スズキ ワゴンRの新型と旧型を比べてみた



軽トールワゴンの代表格、スズキワゴンRを新旧徹底比較!

スズキワゴンRは軽自動車の主力車種。後席を含めて居住性が優れ、広い荷室にアレンジできる。収納設備も豊富に用意した。

スズキ ワゴンR新旧比較(画像250枚)

販売台数はさらに背の高いホンダ N-BOXやダイハツ タントの方が多いが、機能のバランスはワゴンRが優れている。N-BOXやタントに比べれば荷室が狭く、スライドドアも装着されないが、その分だけボディが軽く重心も低いからだ。ワゴンRは実用重視の軽自動車でありながら、走行性能や燃費も満足できる。

ワゴンRは新型を2017年2月に発売して、従来型と同様に高い実用性を備えながら、外観のデザインにも力を入れた。標準ボディのハイブリッドFZは、ハイブリッドFXやFAとはフロントマスクの形状が異なる。上級のスティングレーを含めて、3種類の形状を用意した。

また従来のSエネチャージと呼ばれる低燃費技術は、制御を変更してハイブリッドに進化させた。あくまでもマイルドタイプのハイブリッドだが、JC08モード燃費は33.4km/Lだから、全高が1600mmを超える軽自動車では最も優れている。

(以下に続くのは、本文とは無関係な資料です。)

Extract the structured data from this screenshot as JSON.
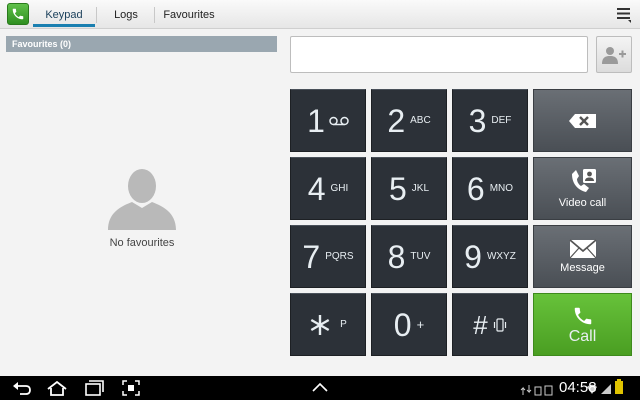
{
  "tabs": [
    {
      "label": "Keypad",
      "active": true
    },
    {
      "label": "Logs",
      "active": false
    },
    {
      "label": "Favourites",
      "active": false
    }
  ],
  "favourites": {
    "header": "Favourites (0)",
    "empty_text": "No favourites"
  },
  "dial_input": {
    "value": "",
    "placeholder": ""
  },
  "keypad": {
    "keys": [
      {
        "digit": "1",
        "letters": "",
        "icon": "voicemail-icon"
      },
      {
        "digit": "2",
        "letters": "ABC"
      },
      {
        "digit": "3",
        "letters": "DEF"
      },
      {
        "digit": "4",
        "letters": "GHI"
      },
      {
        "digit": "5",
        "letters": "JKL"
      },
      {
        "digit": "6",
        "letters": "MNO"
      },
      {
        "digit": "7",
        "letters": "PQRS"
      },
      {
        "digit": "8",
        "letters": "TUV"
      },
      {
        "digit": "9",
        "letters": "WXYZ"
      },
      {
        "digit": "*",
        "letters": "P"
      },
      {
        "digit": "0",
        "letters": "+"
      },
      {
        "digit": "#",
        "letters": "",
        "icon": "vibrate-icon"
      }
    ],
    "actions": {
      "delete_icon": "backspace-icon",
      "video_call_label": "Video call",
      "message_label": "Message",
      "call_label": "Call"
    }
  },
  "status_bar": {
    "time": "04:58"
  },
  "colors": {
    "accent_tab": "#1a7fb0",
    "key_bg": "#2c3138",
    "call_green": "#4a9e22",
    "fav_header_bg": "#9aa7b0"
  }
}
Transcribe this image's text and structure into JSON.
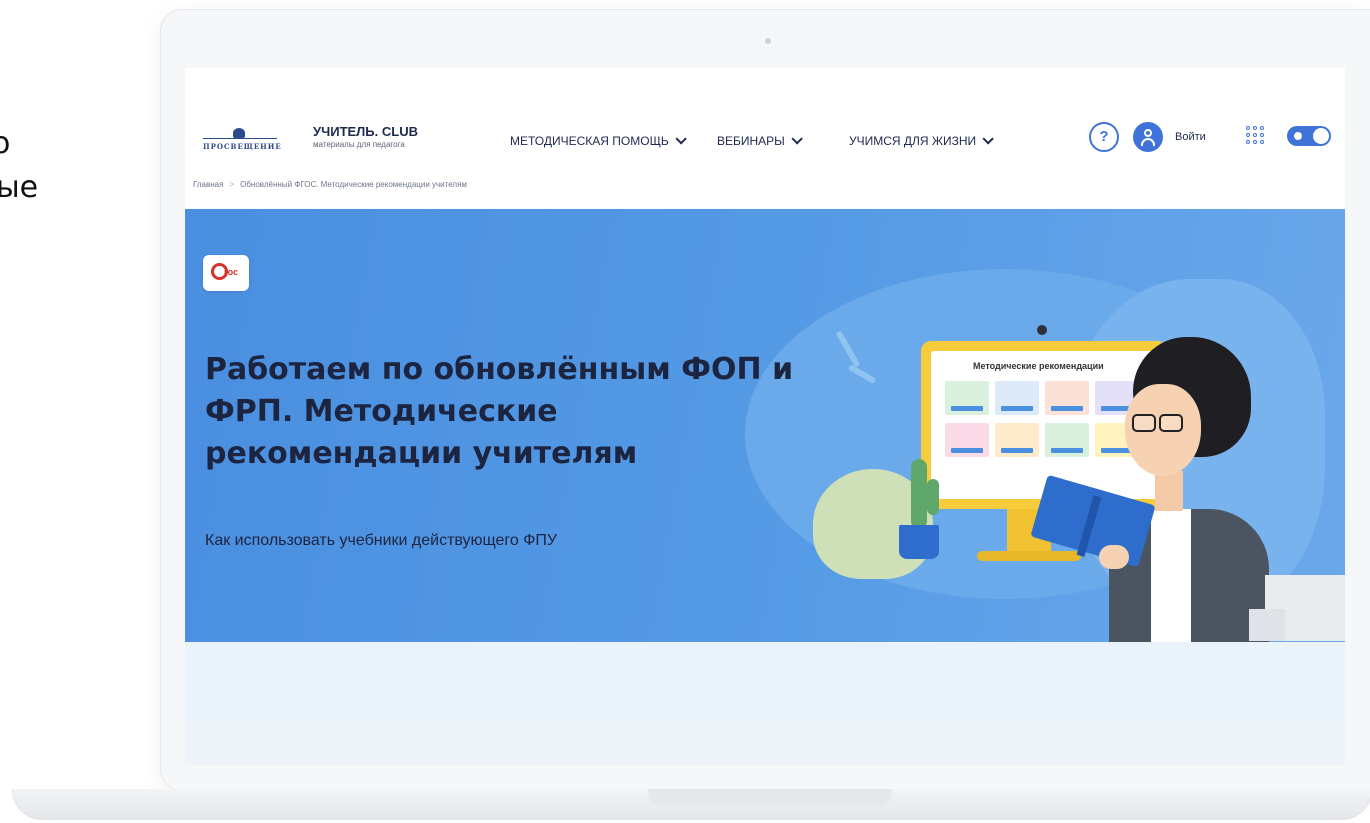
{
  "slide": {
    "line1": "о",
    "line2": "ые"
  },
  "header": {
    "logo_word": "ПРОСВЕЩЕНИЕ",
    "brand_title": "УЧИТЕЛЬ. CLUB",
    "brand_subtitle": "материалы для педагога",
    "nav": [
      {
        "label": "МЕТОДИЧЕСКАЯ ПОМОЩЬ"
      },
      {
        "label": "ВЕБИНАРЫ"
      },
      {
        "label": "УЧИМСЯ ДЛЯ ЖИЗНИ"
      }
    ],
    "help_label": "?",
    "login_label": "Войти"
  },
  "breadcrumb": {
    "home": "Главная",
    "separator": ">",
    "current": "Обновлённый ФГОС. Методические рекомендации учителям"
  },
  "hero": {
    "badge_text": "гос",
    "title": "Работаем по обновлённым ФОП и ФРП. Методические рекомендации учителям",
    "subtitle": "Как использовать учебники действующего ФПУ",
    "monitor_title": "Методические рекомендации"
  },
  "colors": {
    "accent": "#3f73d9",
    "hero_bg": "#569be5",
    "fgos_red": "#d3332b",
    "monitor_yellow": "#f6cc3c"
  },
  "icons": [
    "chevron-down-icon",
    "help-icon",
    "user-icon",
    "apps-grid-icon",
    "theme-toggle-icon",
    "fgos-logo-icon"
  ]
}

ワゴンRは先代型、2世代前の車種を含めて膨大に売れた。従来型からの代替えを考えている読者諸兄も多いだろう。そこでワゴンRの新旧比較を行いたい。

ボディスタイル/サイズ/視界/取りまわし性比較

軽自動車のボディは、どの車種も規格枠いっぱいの寸法で造られている。ワゴンRも同様で、全長の3395mm、全幅の1475mmは新旧ともに同じだ。全高は新型が1650mmで、先代型のFZやスティングレーよりも10mm低い。ホイールベース(前輪と後輪の間隔)は2460mmだから、先代型に比べて35mm伸びた。

外観のデザインは、先代型と2世代前が似ていたこともあり、新型は大幅に変更された。標準ボディのFXとFAはシンプルで、ハイブリッドFZはランプの部分をボディ同色のパネルで上下に分けている。上側は車幅灯/ハイビーム/方向指示機で、下側にはLEDのロービームを装着した。先代型に比べて存在感が強い。

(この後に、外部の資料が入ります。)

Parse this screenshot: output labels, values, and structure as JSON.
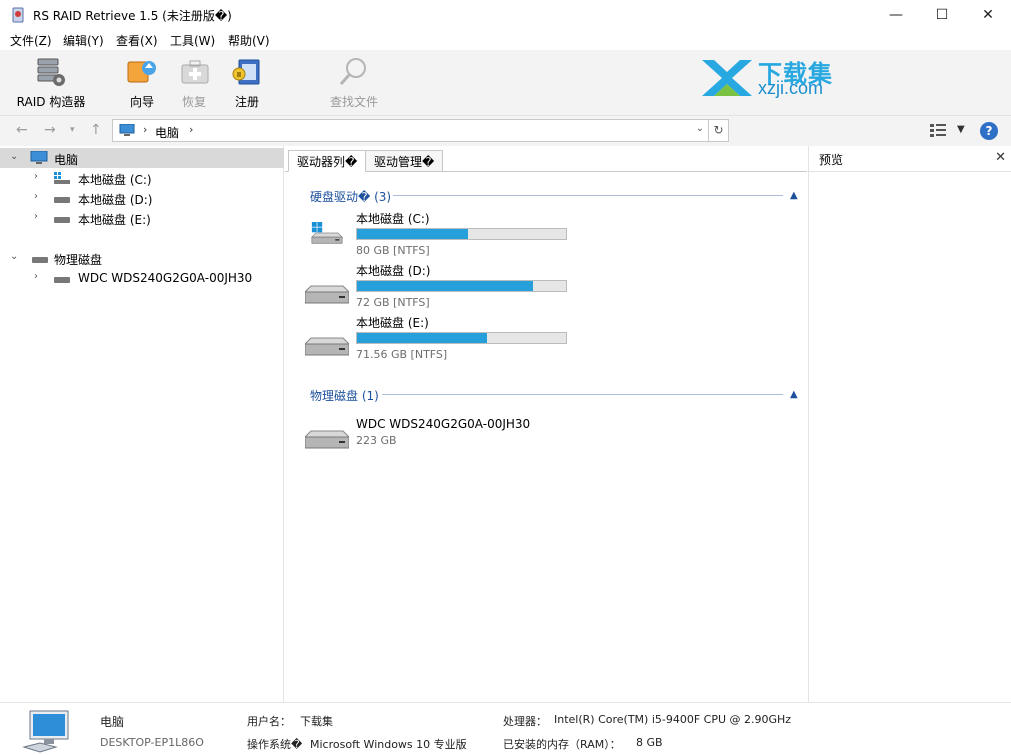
{
  "window": {
    "title": "RS RAID Retrieve 1.5 (未注册版�)",
    "minimize_glyph": "—",
    "maximize_glyph": "☐",
    "close_glyph": "✕"
  },
  "menu": [
    {
      "label": "文件(Z)"
    },
    {
      "label": "编辑(Y)"
    },
    {
      "label": "查看(X)"
    },
    {
      "label": "工具(W)"
    },
    {
      "label": "帮助(V)"
    }
  ],
  "toolbar": {
    "raid_builder": "RAID 构造器",
    "wizard": "向导",
    "recover": "恢复",
    "register": "注册",
    "find_file": "查找文件"
  },
  "watermark": {
    "text1": "下载集",
    "text2": "xzji.com"
  },
  "address": {
    "path": "电脑",
    "sep": "›"
  },
  "tree": {
    "root": "电脑",
    "volumes": [
      {
        "label": "本地磁盘 (C:)"
      },
      {
        "label": "本地磁盘 (D:)"
      },
      {
        "label": "本地磁盘 (E:)"
      }
    ],
    "physical_root": "物理磁盘",
    "physical": [
      {
        "label": "WDC WDS240G2G0A-00JH30"
      }
    ]
  },
  "tabs": [
    "驱动器列�",
    "驱动管理�"
  ],
  "hard_drives": {
    "header": "硬盘驱动� (3)",
    "items": [
      {
        "name": "本地磁盘 (C:)",
        "meta": "80 GB [NTFS]",
        "used": 0.53
      },
      {
        "name": "本地磁盘 (D:)",
        "meta": "72 GB [NTFS]",
        "used": 0.84
      },
      {
        "name": "本地磁盘 (E:)",
        "meta": "71.56 GB [NTFS]",
        "used": 0.62
      }
    ]
  },
  "physical_disks": {
    "header": "物理磁盘 (1)",
    "items": [
      {
        "name": "WDC WDS240G2G0A-00JH30",
        "meta": "223 GB"
      }
    ]
  },
  "preview": {
    "title": "预览",
    "close": "✕"
  },
  "status": {
    "computer": "电脑",
    "hostname": "DESKTOP-EP1L86O",
    "user_label": "用户名：",
    "user_value": "下载集",
    "os_label": "操作系统�",
    "os_value": "Microsoft Windows 10 专业版",
    "cpu_label": "处理器：",
    "cpu_value": "Intel(R) Core(TM) i5-9400F CPU @ 2.90GHz",
    "ram_label": "已安装的内存（RAM）：",
    "ram_value": "8 GB"
  },
  "colors": {
    "accent": "#26a0da",
    "section": "#1c4f9c"
  }
}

スティングレーは先代型との違いがさらに際立ち、LEDの車幅灯やヘッドランプを縦方向に配置して、中央のグリルとフロントマスクの厚みを強調した。

一般的に軽自動車やコンパクトカーのフロントマスクは、車幅をワイドに見せるため水平基調で仕上げることが多い。先代スティングレーはこの手法だったが、新型は縦基調を強めた。

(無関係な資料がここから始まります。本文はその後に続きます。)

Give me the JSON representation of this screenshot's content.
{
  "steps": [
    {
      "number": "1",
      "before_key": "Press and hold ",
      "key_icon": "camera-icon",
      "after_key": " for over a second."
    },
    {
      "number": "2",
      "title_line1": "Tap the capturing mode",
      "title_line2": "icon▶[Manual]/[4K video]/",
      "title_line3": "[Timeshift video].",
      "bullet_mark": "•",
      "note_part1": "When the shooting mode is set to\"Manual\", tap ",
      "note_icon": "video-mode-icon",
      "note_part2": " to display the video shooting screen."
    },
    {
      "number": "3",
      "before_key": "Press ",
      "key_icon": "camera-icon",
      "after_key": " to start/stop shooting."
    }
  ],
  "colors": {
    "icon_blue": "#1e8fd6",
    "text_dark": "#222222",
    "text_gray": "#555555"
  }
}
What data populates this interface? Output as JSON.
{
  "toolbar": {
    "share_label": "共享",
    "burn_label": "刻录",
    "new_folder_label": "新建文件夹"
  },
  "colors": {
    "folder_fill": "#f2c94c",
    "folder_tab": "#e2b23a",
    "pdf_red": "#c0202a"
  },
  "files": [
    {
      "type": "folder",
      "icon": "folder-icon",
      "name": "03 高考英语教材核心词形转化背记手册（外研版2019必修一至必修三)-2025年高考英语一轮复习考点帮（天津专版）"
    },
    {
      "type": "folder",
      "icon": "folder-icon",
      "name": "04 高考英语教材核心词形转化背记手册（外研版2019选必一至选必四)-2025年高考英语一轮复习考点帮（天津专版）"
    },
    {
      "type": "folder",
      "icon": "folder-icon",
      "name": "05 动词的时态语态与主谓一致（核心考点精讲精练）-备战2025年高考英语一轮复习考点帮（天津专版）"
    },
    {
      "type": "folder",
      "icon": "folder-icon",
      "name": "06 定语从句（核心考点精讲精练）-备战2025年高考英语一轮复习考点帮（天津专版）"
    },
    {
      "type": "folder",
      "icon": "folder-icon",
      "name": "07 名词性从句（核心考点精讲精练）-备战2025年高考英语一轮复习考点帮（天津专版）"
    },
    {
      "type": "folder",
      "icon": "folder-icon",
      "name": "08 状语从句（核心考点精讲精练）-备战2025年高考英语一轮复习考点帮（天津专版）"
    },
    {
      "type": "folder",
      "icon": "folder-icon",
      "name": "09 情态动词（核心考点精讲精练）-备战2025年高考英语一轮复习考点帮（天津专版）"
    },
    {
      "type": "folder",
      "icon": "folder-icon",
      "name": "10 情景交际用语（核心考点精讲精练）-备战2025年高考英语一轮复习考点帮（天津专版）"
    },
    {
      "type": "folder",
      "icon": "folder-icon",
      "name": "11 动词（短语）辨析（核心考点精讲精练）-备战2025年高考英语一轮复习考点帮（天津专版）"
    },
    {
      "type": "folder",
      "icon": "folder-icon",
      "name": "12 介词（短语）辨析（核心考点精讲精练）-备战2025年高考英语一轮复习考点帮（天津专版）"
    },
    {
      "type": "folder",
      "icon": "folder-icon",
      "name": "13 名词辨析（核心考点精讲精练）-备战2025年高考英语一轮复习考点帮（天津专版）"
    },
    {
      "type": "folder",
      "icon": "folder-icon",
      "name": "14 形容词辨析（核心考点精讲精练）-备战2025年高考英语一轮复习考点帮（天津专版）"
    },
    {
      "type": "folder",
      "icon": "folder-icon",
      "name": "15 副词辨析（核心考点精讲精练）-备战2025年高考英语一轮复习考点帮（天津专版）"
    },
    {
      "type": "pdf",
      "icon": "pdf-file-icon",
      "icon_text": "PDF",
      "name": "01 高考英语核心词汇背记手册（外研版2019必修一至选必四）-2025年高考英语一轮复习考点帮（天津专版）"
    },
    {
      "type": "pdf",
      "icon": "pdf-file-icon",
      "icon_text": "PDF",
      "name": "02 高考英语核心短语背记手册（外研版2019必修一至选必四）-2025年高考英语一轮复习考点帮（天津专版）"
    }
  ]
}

初代ワゴンRは1993年に発売され、縦基調の潔いフロントマスクが人気を得た。新型のデザインには、標準ボディ、スティングレーともに原点回帰の傾向が見られる。

ボディ側面の形状も大きく変わった。前席のサイドウインドウは、下端の部分が前方に傾斜して躍動感を演出する。後席側は面積を少し狭め、中央のピラー(天井を支える柱)を太く見せている。

このデザインにより、斜め前方の視界は少し向上した。斜め後ろは後席のサイドウインドウを狭めたことで視界が心配されるが、実際に振り返ると、ヘッドレストの陰に隠れる部分を太くしたから意外に視界は悪くない。それでも後席に座ってスライド位置を前側に寄せると、開放感が少し削がれる。

最小回転半径は14インチタイヤ装着車が4.4m。ターボのスティングレーハイブリッドTが装着する15インチは4.6mだから、いずれも先代型と同じだ。ホイールベースは長くなったが、小回り性能は悪化していない。